«My grandfather used to know a few of our clients back when he had bookstalls in the Sixties». In conversation with the founder, James Laffar.
We Love Print magazine stall in London
Set in the heart of East London’s creative bustle, Old Spitalfields Market is one of the city’s oldest marketplaces. Once a traditional food market, today a shopping hub for the local hipster community. Open seven days a week and particularly busy at weekends, the market offers food, fashion, design and crafty objects. From niche indie brands to established names like Diptyque (scented candles), & Other Stories (clothing) and even Chanel (make up). Ra&Olly, magazine distributors, used to supply a newsagent based in the market. A few years ago the company decided to set up its own stall in Old Spitalfields – We Love Print. Here the creative crowd comes to browse at new publications and old classics. It searches for inspiring new projects and breaking news.
From specialized sports to high-end fashion, We Love Print offers timeless publications such as World of Interiors and National Geographic, sitting alongside rare magazines from all corners of the globe. The assistants, Hugo and Monica, provide useful information on what’s out that month, what cover is a special edition and the sought-after back issues that are worth investing in.
There has been a market on the site since 1638 when King Charles I gave a license for flesh, fowl and roots to be sold on Spittle Fields, which was then a rural area on the eastern outskirts of London. After the rights to a market had seemingly lapsed during the time of the Commonwealth, King Charles II re-founded it in 1682, in order to feed the burgeoning population of a new suburb of London.
Lampoon review: We Love Print magazines selection
The modern version of the market started off in 1991. The wholesale fruit and vegetable market moved to New Spitalfields Market, Leyton. While, the original site became known as Spitalfields Market. Leading British architects Foster+Partners redesigned the market stalls for Old Spitalfields Market in October 2017.
Being at the center of a revival in the area, the eastern end of Spitalfields retained its old charm in Horner Square and Horner Buildings, which are Grade II listed buildings. George Sherrin designed these market buildings for the last private owner of the fruit and vegetable market, Robert Horner. Their development took place between 1885 and 1893. The original Victorian buildings and the market hall and roof have been restored.
Ra&Olly is a family-run business that has been distributing publications across the UK since 1969. Today, it supplies London’s best magazine stockists including the Tate, MagCulture, Design Museum and Claire de Rouen. James Laffar decided to open We Love Print due to his attraction for the customer base of Old Spitalfields Market and its creative atmosphere.
«People really value a well produced magazine as something they can keep and associate themselves with, something to be kept and collected», says Laffar. «When a customer comes along to WeLovePrint, browses through our selection and discovers a magazine, he/she can almost become part of a club of like minded individuals looking forward to picking up the next issue».
This concept of a club of like minded individuals extends also to Ra&Olly’s clients and partners. «We deal with a large number of stores and publishers who we have great relationships with. With some of the London retailers we have relationships going back years. My grandfather used to know a few back when he had bookstalls in the sixties. Recently we have begun working closely with MagCulture where we have started hosting regular social events for the publishers we work with. The idea is for everyone to get together, have a drink and discuss ideas and experiences».
The collection of weekly publication at Ra&Olly
A typical day at Ra&Olly starts with collecting any time sensitive weekly publication, such as The Economist, from the various printers or fulfillment locations. Then vans are loaded at the warehouses, ready for deliveries around three or four am. The rest of the morning and afternoon is spent delivering to stores and fitting in meetings.
However, there’s much more than that to the job. For example, scouting for new titles or helping creative partners develop their project into potentially successful magazines. «Originally I would look for magazines I liked and felt would sell well in the stores we supplied» says Laffar. «New publishers now approach us on a weekly basis. It is great to see the production of many new magazines. We do try to help out most independent publishers. If the magazines aren’t great we try to give them advice on what to improve.

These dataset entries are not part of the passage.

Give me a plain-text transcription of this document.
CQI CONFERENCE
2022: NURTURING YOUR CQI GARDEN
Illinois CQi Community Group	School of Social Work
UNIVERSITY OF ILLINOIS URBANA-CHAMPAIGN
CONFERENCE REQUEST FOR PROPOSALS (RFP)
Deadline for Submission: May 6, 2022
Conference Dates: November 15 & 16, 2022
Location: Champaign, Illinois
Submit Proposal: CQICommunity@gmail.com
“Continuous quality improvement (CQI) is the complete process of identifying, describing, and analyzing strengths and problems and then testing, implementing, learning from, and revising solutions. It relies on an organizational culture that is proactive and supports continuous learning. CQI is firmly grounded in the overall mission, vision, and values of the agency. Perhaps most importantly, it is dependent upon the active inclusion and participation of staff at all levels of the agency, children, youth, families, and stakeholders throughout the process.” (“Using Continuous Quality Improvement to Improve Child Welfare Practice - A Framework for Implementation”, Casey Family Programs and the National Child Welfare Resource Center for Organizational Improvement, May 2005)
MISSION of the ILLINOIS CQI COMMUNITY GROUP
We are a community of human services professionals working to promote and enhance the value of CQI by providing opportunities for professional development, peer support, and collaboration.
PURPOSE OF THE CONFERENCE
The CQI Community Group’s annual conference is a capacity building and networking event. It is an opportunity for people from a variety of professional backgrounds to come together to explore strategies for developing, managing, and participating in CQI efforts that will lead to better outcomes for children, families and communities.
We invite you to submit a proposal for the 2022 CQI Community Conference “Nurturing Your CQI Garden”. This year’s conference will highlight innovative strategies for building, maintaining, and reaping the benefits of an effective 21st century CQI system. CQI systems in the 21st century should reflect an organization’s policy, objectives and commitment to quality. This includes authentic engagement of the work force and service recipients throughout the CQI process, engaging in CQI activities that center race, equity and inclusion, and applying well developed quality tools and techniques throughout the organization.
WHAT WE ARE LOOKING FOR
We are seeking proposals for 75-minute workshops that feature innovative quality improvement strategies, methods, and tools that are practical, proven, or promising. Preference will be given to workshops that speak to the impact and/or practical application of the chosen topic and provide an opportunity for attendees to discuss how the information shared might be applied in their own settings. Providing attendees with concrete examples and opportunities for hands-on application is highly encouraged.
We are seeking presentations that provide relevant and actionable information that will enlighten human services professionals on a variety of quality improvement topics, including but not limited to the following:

Sometimes it could take a few issues to get it right and it’s nice when we have been through the process with them to the point when they feel it is a success». An interesting blend of cultural work and manual activity, with a big spotlight on relationships.

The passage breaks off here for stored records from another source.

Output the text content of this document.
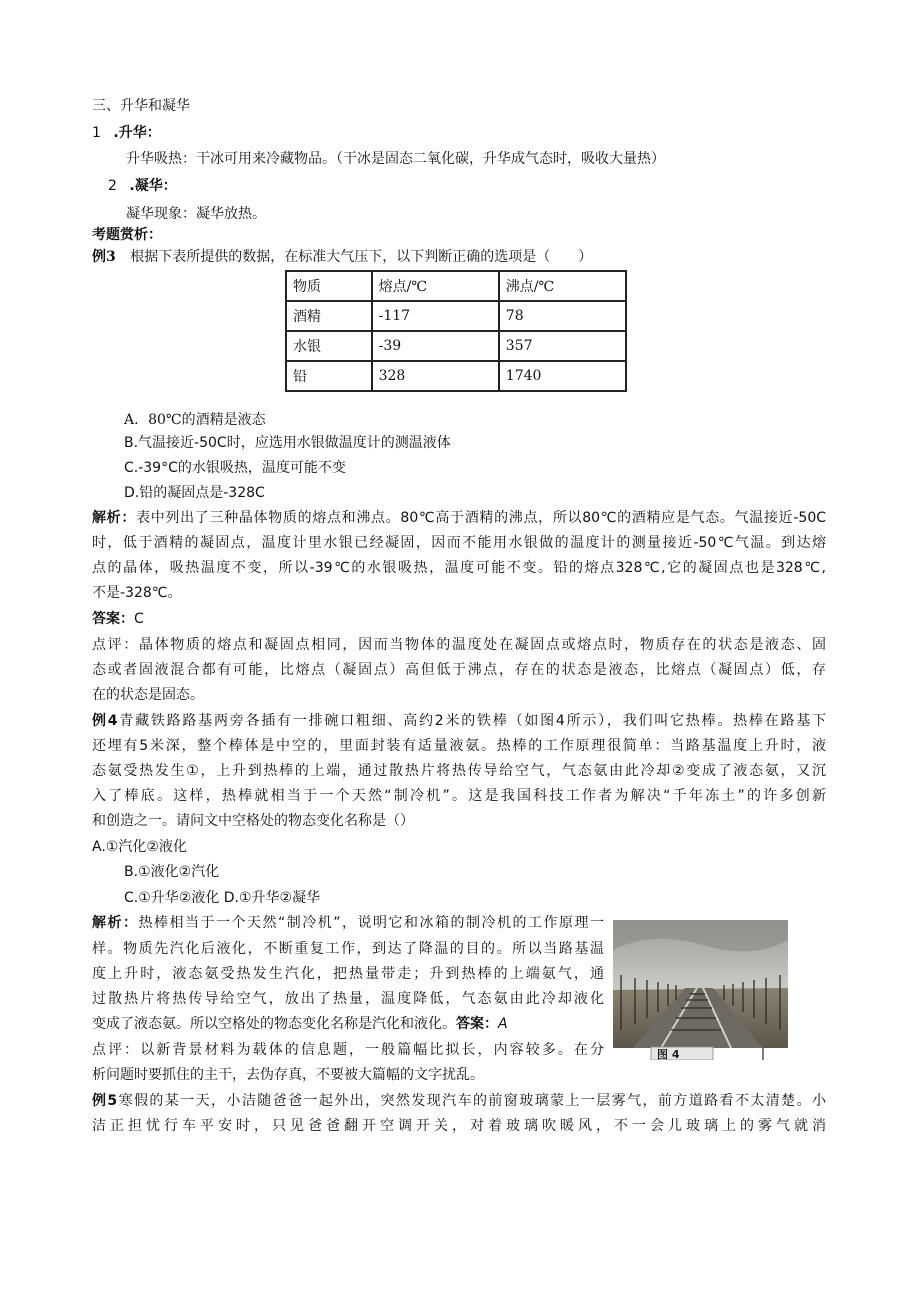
三、升华和凝华
1 .升华：
升华吸热：干冰可用来冷藏物品。（干冰是固态二氧化碳，升华成气态时，吸收大量热）
2 .凝华：
凝华现象：凝华放热。
考题赏析：
例3 根据下表所提供的数据，在标准大气压下，以下判断正确的选项是（　　）
物质	熔点/℃	沸点/℃
酒精	-117	78
水银	-39	357
铅	328	1740
A．80℃的酒精是液态
B.气温接近-50C时，应选用水银做温度计的测温液体
C.-39°C的水银吸热，温度可能不变
D.铅的凝固点是-328C
解析：表中列出了三种晶体物质的熔点和沸点。80℃高于酒精的沸点，所以80℃的酒精应是气态。气温接近-50C
时，低于酒精的凝固点，温度计里水银已经凝固，因而不能用水银做的温度计的测量接近-50℃气温。到达熔
点的晶体，吸热温度不变，所以-39℃的水银吸热，温度可能不变。铅的熔点328℃,它的凝固点也是328℃,
不是-328℃。
答案：C
点评：晶体物质的熔点和凝固点相同，因而当物体的温度处在凝固点或熔点时，物质存在的状态是液态、固
态或者固液混合都有可能，比熔点（凝固点）高但低于沸点，存在的状态是液态，比熔点（凝固点）低，存
在的状态是固态。
例4青藏铁路路基两旁各插有一排碗口粗细、高约2米的铁棒（如图4所示），我们叫它热棒。热棒在路基下
还埋有5米深，整个棒体是中空的，里面封装有适量液氨。热棒的工作原理很简单：当路基温度上升时，液
态氨受热发生①，上升到热棒的上端，通过散热片将热传导给空气，气态氨由此冷却②变成了液态氨，又沉
入了棒底。这样，热棒就相当于一个天然“制冷机”。这是我国科技工作者为解决“千年冻土”的许多创新
和创造之一。请问文中空格处的物态变化名称是（）
A.①汽化②液化
B.①液化②汽化
C.①升华②液化 D.①升华②凝华
解析：热棒相当于一个天然“制冷机”，说明它和冰箱的制冷机的工作原理一
样。物质先汽化后液化，不断重复工作，到达了降温的目的。所以当路基温
度上升时，液态氨受热发生汽化，把热量带走；升到热棒的上端氨气，通
过散热片将热传导给空气，放出了热量，温度降低，气态氨由此冷却液化
变成了液态氨。所以空格处的物态变化名称是汽化和液化。答案：A
点评：以新背景材料为载体的信息题，一般篇幅比拟长，内容较多。在分
析问题时要抓住的主干，去伪存真，不要被大篇幅的文字扰乱。
图 4
例5寒假的某一天，小洁随爸爸一起外出，突然发现汽车的前窗玻璃蒙上一层雾气，前方道路看不太清楚。小
洁正担忧行车平安时，只见爸爸翻开空调开关，对着玻璃吹暖风，不一会儿玻璃上的雾气就消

When it comes to finding great magazines, or even great books, London truly offers a unique setting. An outstanding number of independent bookstores, publishers and cultural hubs represents the city’s literary culture. However, the Coronavirus outbreak has caused their temporary closure. The post-pandemic future scares several people in the industry. For this reason, they are focusing more and more on digital media. Nevertheless, Laffar has a different opinion. «The current situation will have an effect on the future of printed magazines. People may have the time to engage with a magazine. They will escape from the constant interruptions on digital media platforms. I just hope retailers can hang on over this time and re open after the situation has subsided».
We Love Print
10 Bishops Square, Spitalfields, London
A magazine stall featuring all titles, new publications and back issues.